Prove that the meridian of triangle all congruent
Answers
Answer:
Step-by-step explanation:
The medians of a triangle are concurrent and the point of concurrence, the centroid, is one-third of the distance from the opposite side to the vertex along the median.
Proof: Given triangle ABC and medians AE, BD and CF. So F is the midpoint of AB, E is the mipoint of BC and D is the midpoint of AC by definition of the median.
First, draw medians AE and BD and segment DE.
Claim: Triangle ABC is similar to triangle DEC.

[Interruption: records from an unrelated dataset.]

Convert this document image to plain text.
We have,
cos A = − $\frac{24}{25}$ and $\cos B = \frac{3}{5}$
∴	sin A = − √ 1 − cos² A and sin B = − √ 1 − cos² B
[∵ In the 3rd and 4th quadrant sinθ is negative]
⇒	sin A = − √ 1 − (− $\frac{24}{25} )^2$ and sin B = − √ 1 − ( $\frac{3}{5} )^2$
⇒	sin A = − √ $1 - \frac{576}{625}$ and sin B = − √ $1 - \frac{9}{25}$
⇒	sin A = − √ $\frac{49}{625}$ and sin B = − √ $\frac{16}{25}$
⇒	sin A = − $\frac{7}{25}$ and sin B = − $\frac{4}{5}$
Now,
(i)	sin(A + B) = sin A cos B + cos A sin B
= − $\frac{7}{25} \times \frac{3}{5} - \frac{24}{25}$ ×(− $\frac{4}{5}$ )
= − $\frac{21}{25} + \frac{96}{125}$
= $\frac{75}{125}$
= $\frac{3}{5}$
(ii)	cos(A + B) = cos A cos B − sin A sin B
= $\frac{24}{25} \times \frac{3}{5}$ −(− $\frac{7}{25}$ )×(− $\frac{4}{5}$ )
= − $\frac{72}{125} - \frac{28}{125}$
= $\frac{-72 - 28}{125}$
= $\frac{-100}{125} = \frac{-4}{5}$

Proof: Angle ACB = angle DCE; AC = 2CD; BC = 2CE; so similar by Side-Angle-Side Similarity Theorem.
Claim: DE//AB
Proof: Angle CDE = Angle CAB and Angle CED = Angle CBA from similarity of triangles ACE and DCE.
Claim: Angle GED = angle GAB and angle GDE = angle GBA.
Proof: DE//AB
Claim: Angle DGE = angle AGB
Proof : Vertical interior angles are congruent.
Thus triangle ABG is similar to triangle EDG by the Angle-Angle-Angle Similarity Theorem.
Thus DE/AB = GE/GA =1/2, which implies GE = 1/2 GA, which in turn implies GE = 1/3 AE. Also GD = 1/2 GB, which implies GD = 1/3 BD by the above.
Repeating the above for AE paired with CE and BD paired with CE, we see that each pair intersects at a point that cuts each median into two pieces at a point such that the piece closest to a side has 1/2 the length of the piece closest to the vertex. That point can be only one point and that is G.